The Mayo Clinic Alix School of Medicine devotes 2 afternoons each year to the topic of nutrition, covering obesity as well as malnutrition, said endocrinologist Manpreet Mundi, MD, who is on the faculty in Rochester, Minnesota. “We really fought hard for this.”
Students learn that it’s much easier to gain weight than it is to lose it, that genetics, the environment, and psychological factors—not simply laziness and a lack of willpower—contribute to obesity, and that being obese doesn’t necessarily affect adherence to treatment. “As that curriculum started to evolve, I started to add components of obesity bias to it,” Mundi said. “We’re trying to have medical students and residents shadow and even work in our obesity clinic.”
Creating a “Safe Space”
Although changing health care students’ and professionals’ negative attitudes toward patients with obesity takes time, relatively simple tweaks, such as moving the scale from the hallway and into a private room, can foster a more welcoming environment.

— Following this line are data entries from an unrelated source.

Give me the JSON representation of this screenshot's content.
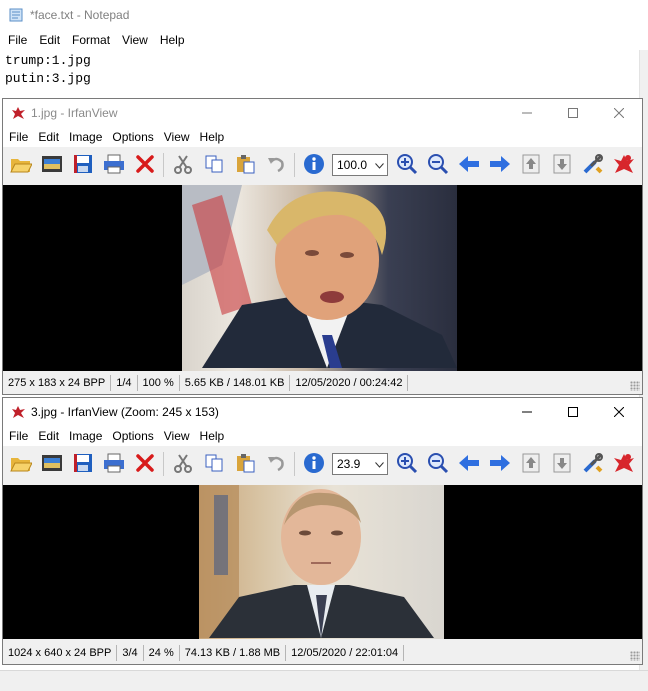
{
  "notepad": {
    "title": "*face.txt - Notepad",
    "menu": [
      "File",
      "Edit",
      "Format",
      "View",
      "Help"
    ],
    "lines": [
      "trump:1.jpg",
      "putin:3.jpg"
    ]
  },
  "viewer1": {
    "title": "1.jpg - IrfanView",
    "menu": [
      "File",
      "Edit",
      "Image",
      "Options",
      "View",
      "Help"
    ],
    "zoom": "100.0",
    "status": [
      "275 x 183 x 24 BPP",
      "1/4",
      "100 %",
      "5.65 KB / 148.01 KB",
      "12/05/2020 / 00:24:42"
    ]
  },
  "viewer2": {
    "title": "3.jpg - IrfanView (Zoom: 245 x 153)",
    "menu": [
      "File",
      "Edit",
      "Image",
      "Options",
      "View",
      "Help"
    ],
    "zoom": "23.9",
    "status": [
      "1024 x 640 x 24 BPP",
      "3/4",
      "24 %",
      "74.13 KB / 1.88 MB",
      "12/05/2020 / 22:01:04"
    ]
  },
  "toolbar_icons": [
    "open-folder-icon",
    "thumbnails-icon",
    "save-icon",
    "print-icon",
    "delete-icon",
    "cut-icon",
    "copy-icon",
    "paste-icon",
    "undo-icon",
    "info-icon",
    "zoom-in-icon",
    "zoom-out-icon",
    "previous-icon",
    "next-icon",
    "first-page-icon",
    "last-page-icon",
    "settings-icon",
    "irfanview-logo-icon"
  ]
}
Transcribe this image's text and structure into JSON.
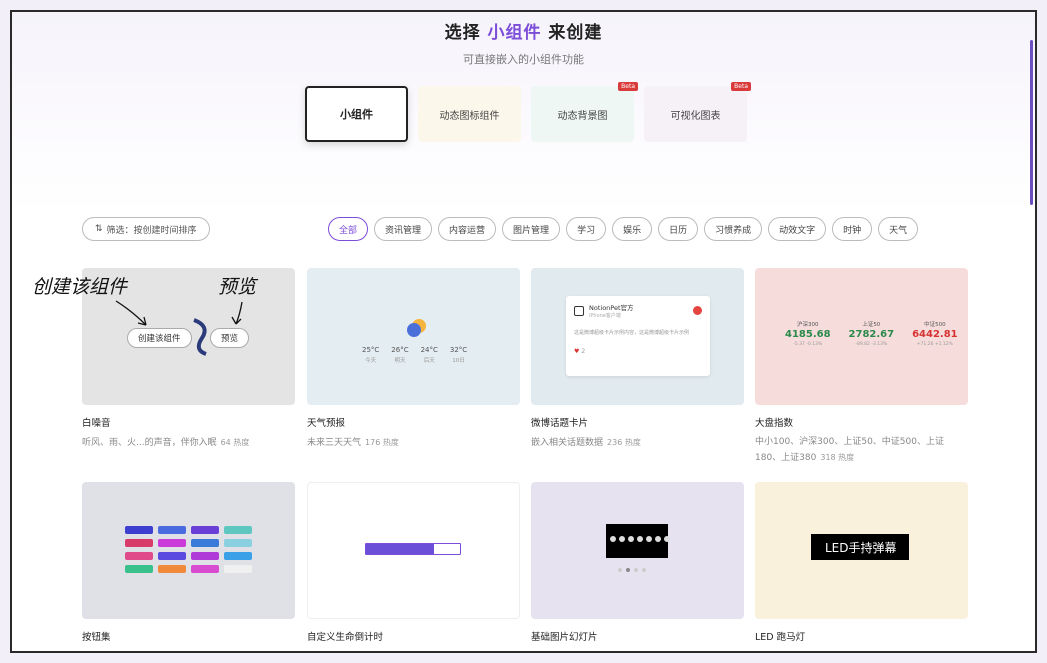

Mundi said Mayo had remodeled his floor and placed the scale in a hallway. Patients who were overweight began refusing to get weighed. One told him she’d never told her husband how much she weighed, so she wasn’t about to step on a scale in such a public setting. While the location of the scale seems like a relatively simple thing, it wasn’t something he had ever thought about, he explained.
“One of the things we are starting to see now is a kind of recognition that it’s not only patient-provider interactions that we need to think about, but even the office environment,” Puhl said. “Are there sturdy armless chairs in the waiting room? Do they have appropriately sized medical equipment?”
As Mundi said, “if we don’t create a safe space for them...they’re not going to come. We can’t help someone who’s not even coming in.”